Priorities For The Future

The Giant Panda Biomedical Survey began with a request from Chinese colleagues for advice about how to better manage disparate groups of giant pandas living in zoos scattered throughout China. This led to identifying a need to systematically assess not just a few of these unique creatures, but more than half the existing captive animals in China. This was not carried out in a unidimensional way or by a handful of people, but rather by an eclectic mix of experts across two diverse cultures. Working hand in hand, the results exceeded our expectations in two ways, first, in creating copious amounts of new biological information for the species, and second by translating the data into a blueprint for continued action to increase health and reproduction.

We believe that these cooperative efforts have resulted in a remarkably quick turnaround in giant panda cub production and survival in China. However, this is not a one-time solution or 'quick fix'. Managers and scientists need to remain vigilant while actively following up on high priorities (offered at the end of each chapter in this book). Much remains to be done with perhaps the highest priority being further implementation of a long-range genetic management plan (see Chapter 21) to ensure that all wild-born founders and genetically valuable individuals reproduce.

There is also a need to determine how best the rapidly growing ex situ population might someday contribute to reversing the dire situation facing giant pandas living in nature. For example, how can new genetic technologies developed to sort out paternity (see chapter 10) be used to facilitate better surveys of wild population numbers? How can the non-invasive monitoring of adrenal hormones (see chapter 8) be used to measure stress in free-ranging pandas under pressure from local encroachment? What diseases are present in the wild population, how do they impact mortality and how can we mitigate their effects? And, if it becomes relevant, how might suitable panda candidates for reintroduction be identified, and how might a reintroduction protocol be tested based on experience with other carnivores?

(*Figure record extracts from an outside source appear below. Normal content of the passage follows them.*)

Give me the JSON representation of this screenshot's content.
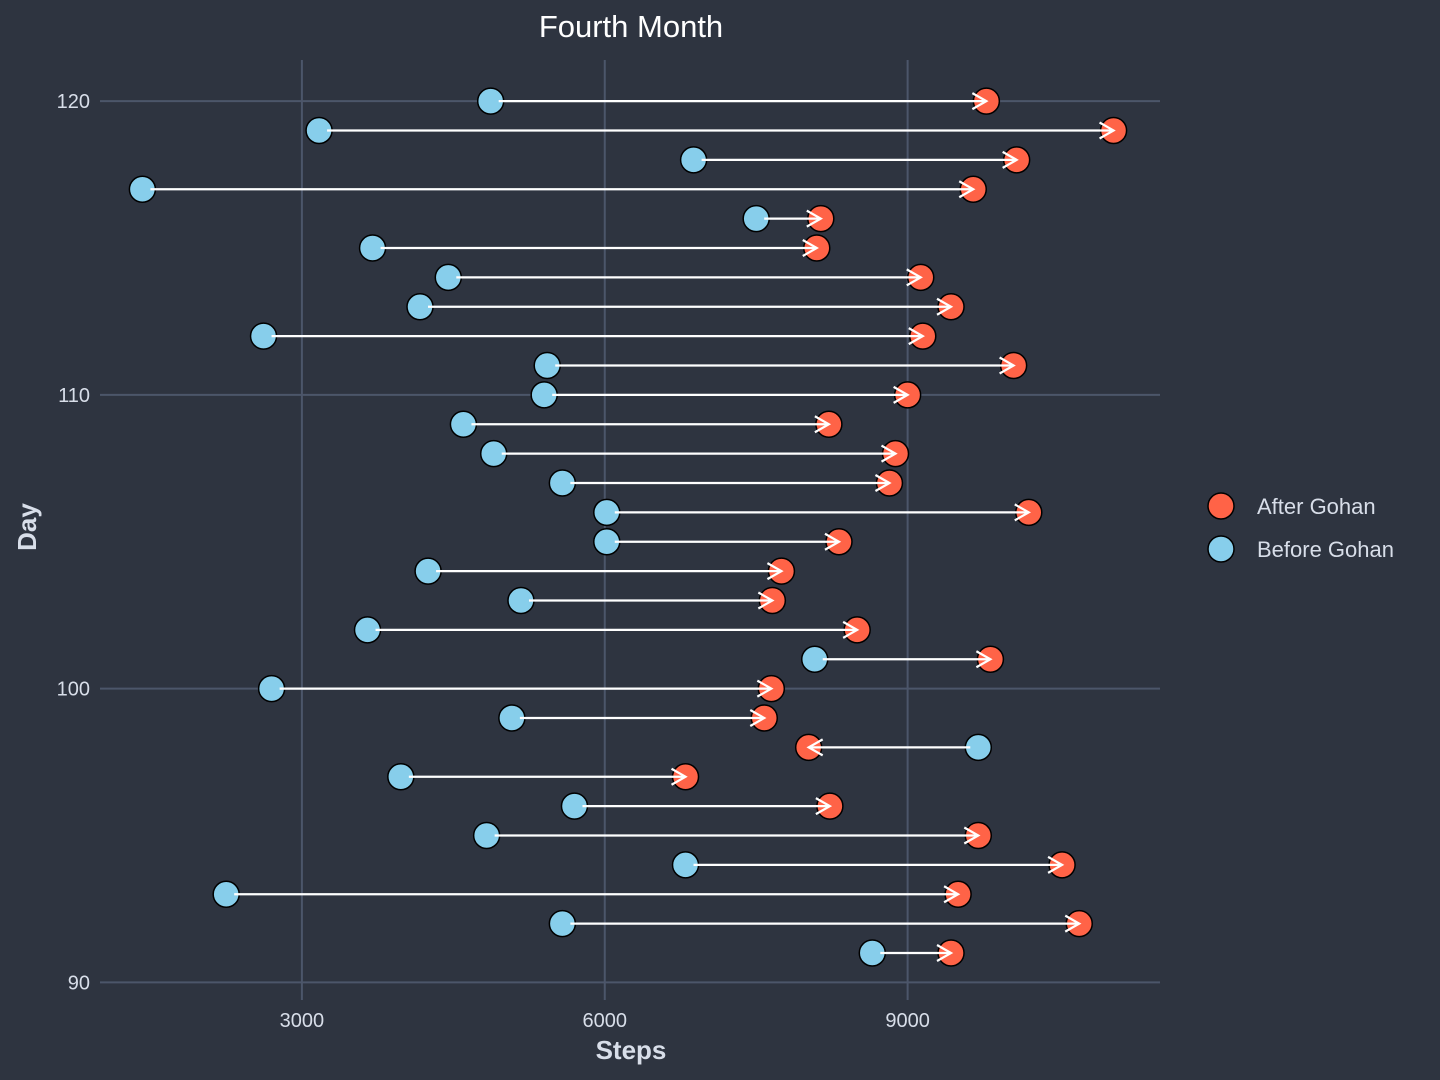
{
  "chart_data": {
    "type": "dumbbell",
    "title": "Fourth Month",
    "xlabel": "Steps",
    "ylabel": "Day",
    "xlim": [
      1000,
      11500
    ],
    "ylim": [
      89.4,
      121.4
    ],
    "x_ticks": [
      3000,
      6000,
      9000
    ],
    "y_ticks": [
      90,
      100,
      110,
      120
    ],
    "grid": true,
    "legend_position": "right",
    "colors": {
      "after": "#ff6347",
      "before": "#87ceeb",
      "background": "#2e3440",
      "grid": "#4c566a",
      "arrow": "#ffffff"
    },
    "series": [
      {
        "name": "After Gohan",
        "key": "after"
      },
      {
        "name": "Before Gohan",
        "key": "before"
      }
    ],
    "days": [
      91,
      92,
      93,
      94,
      95,
      96,
      97,
      98,
      99,
      100,
      101,
      102,
      103,
      104,
      105,
      106,
      107,
      108,
      109,
      110,
      111,
      112,
      113,
      114,
      115,
      116,
      117,
      118,
      119,
      120
    ],
    "before": [
      8650,
      5580,
      2250,
      6800,
      4830,
      5700,
      3980,
      9700,
      5080,
      2700,
      8080,
      3650,
      5170,
      4250,
      6020,
      6020,
      5580,
      4900,
      4600,
      5400,
      5430,
      2620,
      4170,
      4450,
      3700,
      7500,
      1420,
      6880,
      3170,
      4870
    ],
    "after": [
      9430,
      10700,
      9500,
      10530,
      9700,
      8230,
      6800,
      8020,
      7580,
      7650,
      9820,
      8500,
      7660,
      7750,
      8320,
      10200,
      8820,
      8880,
      8220,
      9000,
      10050,
      9150,
      9430,
      9130,
      8100,
      8140,
      9650,
      10080,
      11040,
      9780
    ]
  }
}
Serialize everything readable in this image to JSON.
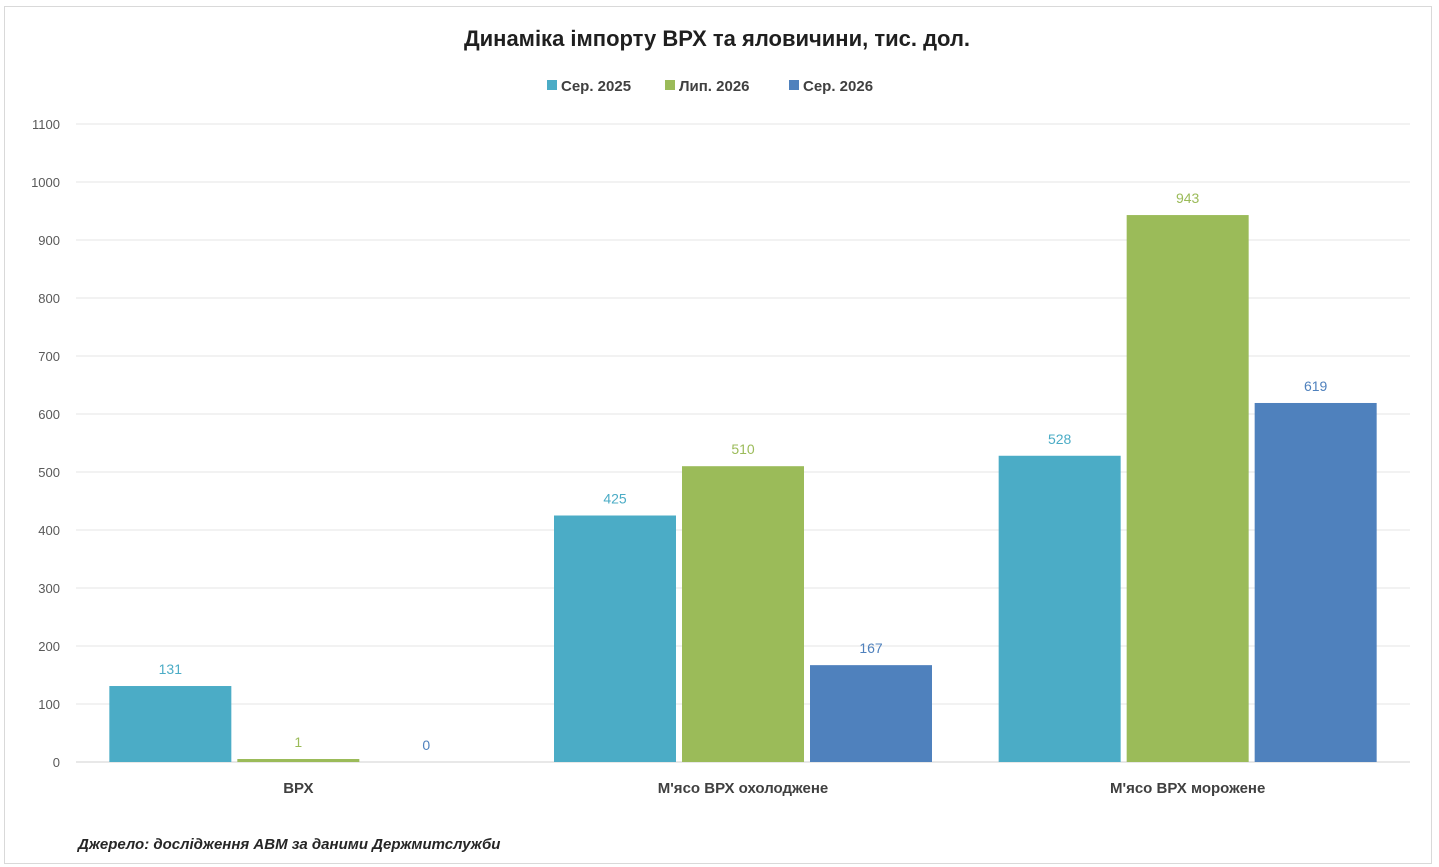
{
  "chart_data": {
    "type": "bar",
    "title": "Динаміка імпорту ВРХ та яловичини, тис. дол.",
    "categories": [
      "ВРХ",
      "М'ясо  ВРХ охолоджене",
      "М'ясо  ВРХ морожене"
    ],
    "series": [
      {
        "name": "Сер. 2025",
        "values": [
          131,
          425,
          528
        ],
        "color": "#4bacc6"
      },
      {
        "name": "Лип. 2026",
        "values": [
          1,
          510,
          943
        ],
        "color": "#9bbb59"
      },
      {
        "name": "Сер. 2026",
        "values": [
          0,
          167,
          619
        ],
        "color": "#4f81bd"
      }
    ],
    "ylim": [
      0,
      1100
    ],
    "yticks": [
      "0",
      "100",
      "200",
      "300",
      "400",
      "500",
      "600",
      "700",
      "800",
      "900",
      "1000",
      "1100"
    ],
    "grid": true,
    "legend_position": "top-center",
    "data_labels": true
  },
  "source_note": "Джерело: дослідження  АВМ  за даними  Держмитслужби"
}
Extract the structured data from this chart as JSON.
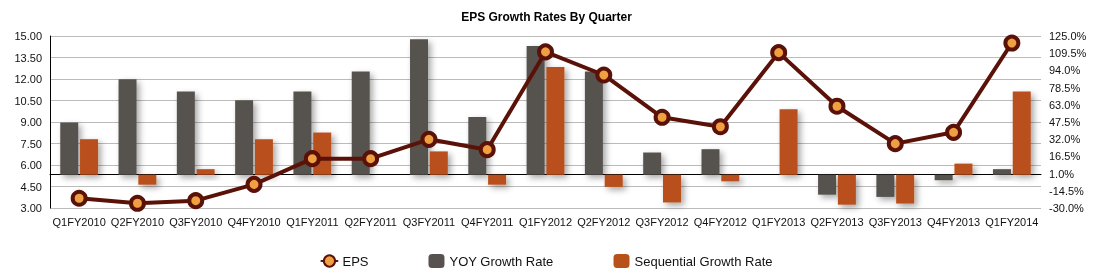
{
  "chart_data": {
    "type": "bar",
    "title": "EPS Growth Rates By Quarter",
    "categories": [
      "Q1FY2010",
      "Q2FY2010",
      "Q3FY2010",
      "Q4FY2010",
      "Q1FY2011",
      "Q2FY2011",
      "Q3FY2011",
      "Q4FY2011",
      "Q1FY2012",
      "Q2FY2012",
      "Q3FY2012",
      "Q4FY2012",
      "Q1FY2013",
      "Q2FY2013",
      "Q3FY2013",
      "Q4FY2013",
      "Q1FY2014"
    ],
    "series": [
      {
        "name": "EPS",
        "type": "line",
        "color": "#5a1208",
        "values": [
          3.68,
          3.33,
          3.51,
          4.65,
          6.44,
          6.44,
          7.79,
          7.07,
          13.89,
          12.28,
          9.33,
          8.67,
          13.84,
          10.1,
          7.49,
          8.28,
          14.51
        ]
      },
      {
        "name": "YOY Growth Rate",
        "axis": "y2",
        "color": "#575250",
        "values": [
          47,
          86,
          75,
          67,
          75,
          93,
          122,
          52,
          116,
          93,
          20,
          23,
          0,
          -18,
          -20,
          -5,
          5
        ]
      },
      {
        "name": "Sequential Growth Rate",
        "axis": "y2",
        "color": "#b8501a",
        "values": [
          32,
          -9,
          5,
          32,
          38,
          0,
          21,
          -9,
          97,
          -11,
          -25,
          -6,
          59,
          -27,
          -26,
          10,
          75
        ]
      }
    ],
    "ylim": [
      3,
      15
    ],
    "yticks": [
      {
        "value": 3,
        "label": "3.00"
      },
      {
        "value": 4.5,
        "label": "4.50"
      },
      {
        "value": 6,
        "label": "6.00"
      },
      {
        "value": 7.5,
        "label": "7.50"
      },
      {
        "value": 9,
        "label": "9.00"
      },
      {
        "value": 10.5,
        "label": "10.50"
      },
      {
        "value": 12,
        "label": "12.00"
      },
      {
        "value": 13.5,
        "label": "13.50"
      },
      {
        "value": 15,
        "label": "15.00"
      }
    ],
    "y2lim": [
      -30,
      125
    ],
    "y2ticks": [
      {
        "value": -30,
        "label": "-30.0%"
      },
      {
        "value": -14.5,
        "label": "-14.5%"
      },
      {
        "value": 1,
        "label": "1.0%"
      },
      {
        "value": 16.5,
        "label": "16.5%"
      },
      {
        "value": 32,
        "label": "32.0%"
      },
      {
        "value": 47.5,
        "label": "47.5%"
      },
      {
        "value": 63,
        "label": "63.0%"
      },
      {
        "value": 78.5,
        "label": "78.5%"
      },
      {
        "value": 94,
        "label": "94.0%"
      },
      {
        "value": 109.5,
        "label": "109.5%"
      },
      {
        "value": 125,
        "label": "125.0%"
      }
    ],
    "grid": "y",
    "legend": "bottom",
    "marker": "circle",
    "line_style": "solid"
  }
}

Such questions highlight the broad knowledge gaps that remain for wild giant pandas, including inadequate ecological information. One of the most serious impediments is the ban by the Central Government of China for using radio-collars to study this species in nature (Mainka et al., 2004). This has a harmful impact on the need to implement long-term projects to examine social behaviour and community structure, diseases and the causes of mortality, population trends and habitat preferences. Solid knowledge of all these topics will be essential to planning and implementing a successful metapopulation management strategy that someday will link wild and captive giant panda populations.

Finally, it is important to re-emphasise that priority needs for all giant pandas and the subsequent implementation of actions have been, and will continue to be, the responsibility of Chinese professionals. Although the species is a beloved worldwide icon, successful conservation in the wild and in zoos will ultimately be the result of decisions and actions of the Chinese and not westerners. The Biomedical Survey adhered to this philosophy and proved the value of working across cultural and disciplinary boundaries while sharing scientific expertise and information, honouring previous work, and appreciating our differences and similarities. The result has been a true international and sustained mutual commitment to tackling important issues in giant panda biology, management and conservation.